Weeds
WITH flowers I have never had luck. From eagerness to plant I put them in too early, or from belated discovery that they should be in, I planted them too late. Or, as observing neighbors have testified, the soil was sour, or too cold, or too wet, or too dry, or insufficiently aërated. At any rate I have never been able to grow flowers.
With weeds it is different. Marveling at the spontaneity and ingenuity of weeds to come and spring up overnight, I asked a friend, who observes flowers and trees and weeds, what a weed is. ‘A weed,’he said, ‘ differs from a flower in having no parasite. Bugs and such things don’t attack weeds.’ His reply made me thoughtful. I must know more about weeds. Burdock and plantain, plain plantain and the obdurate ‘buck’ plantain, I had studied and struggled with, and felt that I not only knew them, but that I was also prepared in a measure to conquer them. But each year strange aliens had come, some of them in a short vacation shooting up six, eight, and ten feet high, topped with smoke-colored little balls.
For general information even a student turns to the Encyclopædia. Under ‘Weed’ I learned that the etymology of the word is unknown. How very like, I thought, the origin of the thing itself. But the Encyclopædia had nothing about immunity of weeds from parasites and disease; it merely ventured the statement that weeds grow wild on cultivated soil. This is surely a half-statement. They grow wild everywhere, and only seem to grow wilder on cultivated soil by contrast, and because elsewhere no one cares.
The suggestive fact about weeds is that they are attacked by no parasite. It would seem that by cultivation we invite disease: when we give a plant culture we make it vulnerable, in some way, and it cannot get along very well by itself. The amazing similarity between plants and human beings in this respect will appear to any one who cares to spend his time in such moralizing. As an instructor of youth I have been often impressed with the invulnerability of boys who seem to come from nowhere, show no nurtured signs of cultivation, and whatever the environment, just grow. They are hard to classify; when attractive they are so by reason of waywardness and unaccountable ideas. Punish them, or scorn them, or cajole them, and they show no change. They are never sick, they never get hurt, they can eat anything, they can go anywhere without mishap. Only annihilation could arrest their abundant faculty for growing in their own way.
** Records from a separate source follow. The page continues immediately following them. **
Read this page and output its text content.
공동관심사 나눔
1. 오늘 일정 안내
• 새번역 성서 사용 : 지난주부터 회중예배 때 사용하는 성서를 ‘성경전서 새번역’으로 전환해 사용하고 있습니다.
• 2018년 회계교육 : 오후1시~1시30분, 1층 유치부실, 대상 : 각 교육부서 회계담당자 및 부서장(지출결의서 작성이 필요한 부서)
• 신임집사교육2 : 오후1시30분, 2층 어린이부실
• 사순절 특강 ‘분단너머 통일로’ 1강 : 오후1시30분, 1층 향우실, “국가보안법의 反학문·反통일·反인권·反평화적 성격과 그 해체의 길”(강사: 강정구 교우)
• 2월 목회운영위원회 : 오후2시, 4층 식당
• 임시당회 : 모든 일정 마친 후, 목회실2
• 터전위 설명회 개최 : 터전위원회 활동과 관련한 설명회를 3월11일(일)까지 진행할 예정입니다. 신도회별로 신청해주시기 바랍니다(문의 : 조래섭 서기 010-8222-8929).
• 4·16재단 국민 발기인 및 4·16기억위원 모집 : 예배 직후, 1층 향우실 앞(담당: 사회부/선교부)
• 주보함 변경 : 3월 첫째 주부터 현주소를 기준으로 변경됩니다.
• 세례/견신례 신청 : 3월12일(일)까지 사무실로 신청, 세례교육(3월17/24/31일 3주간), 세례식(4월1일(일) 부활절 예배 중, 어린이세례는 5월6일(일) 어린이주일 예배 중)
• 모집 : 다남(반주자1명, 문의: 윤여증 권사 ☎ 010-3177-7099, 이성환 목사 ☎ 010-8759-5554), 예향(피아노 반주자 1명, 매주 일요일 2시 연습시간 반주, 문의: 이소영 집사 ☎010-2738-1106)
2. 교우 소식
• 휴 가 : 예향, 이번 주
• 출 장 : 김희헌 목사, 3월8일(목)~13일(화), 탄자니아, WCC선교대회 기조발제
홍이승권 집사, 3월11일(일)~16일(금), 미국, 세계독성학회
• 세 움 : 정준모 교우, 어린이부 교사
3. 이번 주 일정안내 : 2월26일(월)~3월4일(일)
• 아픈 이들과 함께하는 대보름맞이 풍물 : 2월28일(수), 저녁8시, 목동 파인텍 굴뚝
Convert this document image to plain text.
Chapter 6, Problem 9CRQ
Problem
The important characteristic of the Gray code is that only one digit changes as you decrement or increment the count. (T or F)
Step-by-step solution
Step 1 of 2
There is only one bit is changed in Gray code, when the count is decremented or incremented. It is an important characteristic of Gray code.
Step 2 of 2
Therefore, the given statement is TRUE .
From the point of view of the examiner, such human weeds are easily got rid of: they may be dropped. But they cannot be dropped from the state. Like the weed-plant, they will grow anywhere, even on cultivated soil. They grow by themselves, without training, and without care. The rankness of their growth, their spontaneity, their scorn of cultivated things, the unsavory pungency of their acts and ideas, their vitality, — these traits may be found in human as well as in plant-life. And I have a feeling that the dichotomy in the plants may reveal in weeds other characteristics significant for human nature, and for human institutions, including politics.